Survey Gives Federal Government First Look at Gay, Lesbian and Bisexual Health

WaPo LGBT health photo

Very interesting article and a good first step, although there are likely some data issues only because self-reporting tends to be lower in LGBT populations due to fear and stigma. But in reference to this article, here is a perspective from Robert Espinoza of SAGE USA, which points to the vital necessity to “come out” when taking surveys: “Why, precisely, is data collection important for LGBT people? In clinical settings—hospitals, health centers, senior settings and more—asking patients about their sexual orientations and gender identities helps create optimal, patient-centered care plans that account for their unique lives, support systems, needs and preferences.
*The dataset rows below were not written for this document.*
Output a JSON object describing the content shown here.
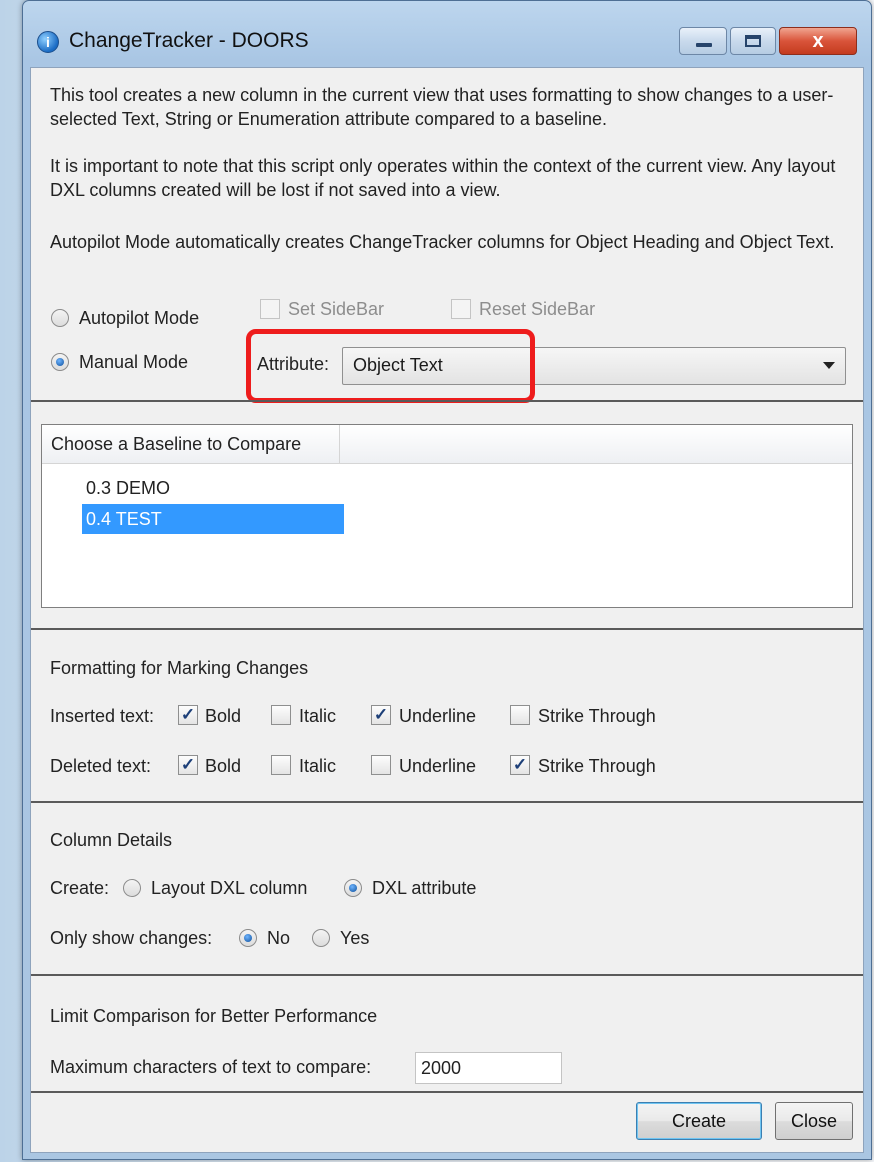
{
  "window": {
    "title": "ChangeTracker - DOORS",
    "icon": "doors-app-icon",
    "controls": {
      "close_glyph": "x"
    }
  },
  "intro": {
    "p1": "This tool creates a new column in the current view that uses formatting to show changes to a user-selected Text, String or Enumeration attribute compared to a baseline.",
    "p2": "It is important to note that this script only operates within the context of the current view. Any layout DXL columns created will be lost if not saved into a view.",
    "p3": "Autopilot Mode automatically creates ChangeTracker columns for Object Heading and Object Text."
  },
  "mode": {
    "autopilot_label": "Autopilot Mode",
    "manual_label": "Manual Mode",
    "selected": "manual",
    "set_sidebar_label": "Set SideBar",
    "reset_sidebar_label": "Reset SideBar",
    "attribute_label": "Attribute:",
    "attribute_value": "Object Text"
  },
  "baseline": {
    "header": "Choose a Baseline to Compare",
    "items": [
      "0.3 DEMO",
      "0.4 TEST"
    ],
    "selected_index": 1
  },
  "formatting": {
    "heading": "Formatting for Marking Changes",
    "inserted_label": "Inserted text:",
    "deleted_label": "Deleted text:",
    "options": [
      "Bold",
      "Italic",
      "Underline",
      "Strike Through"
    ],
    "inserted_checked": [
      true,
      false,
      true,
      false
    ],
    "deleted_checked": [
      true,
      false,
      false,
      true
    ],
    "check_glyph": "✓"
  },
  "column": {
    "heading": "Column Details",
    "create_label": "Create:",
    "layout_dxl_label": "Layout DXL column",
    "dxl_attribute_label": "DXL attribute",
    "create_selected": "dxl_attribute",
    "only_changes_label": "Only show changes:",
    "no_label": "No",
    "yes_label": "Yes",
    "only_changes_selected": "no"
  },
  "limit": {
    "heading": "Limit Comparison for Better Performance",
    "max_chars_label": "Maximum characters of text to compare:",
    "max_chars_value": "2000"
  },
  "buttons": {
    "create": "Create",
    "close": "Close"
  },
  "colors": {
    "highlight_box": "#ee1c1c",
    "selection": "#3399ff",
    "dialog_bg": "#f0f0f0"
  }
}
In the long-term care context, a provider who knows that her client is a lesbian—and has been trained to deal properly with LGBT clients—will be more apt to consider what the available research confirms: LGBT older people are more likely to be single and without children, have thinner support networks that are largely reliant on friends, are at greater risk for poverty and social isolation and have survived a lifetime of discrimination, with psychological and material costs. Without veering into overgeneralizations, LGBT people might also have different mores, relationship patterns, family systems, legal quagmires and cultural values related to sex and gender, and a subtler take on privacy and authenticity, given the years we’ve spent negotiating what we know at our core with what we impart to others.”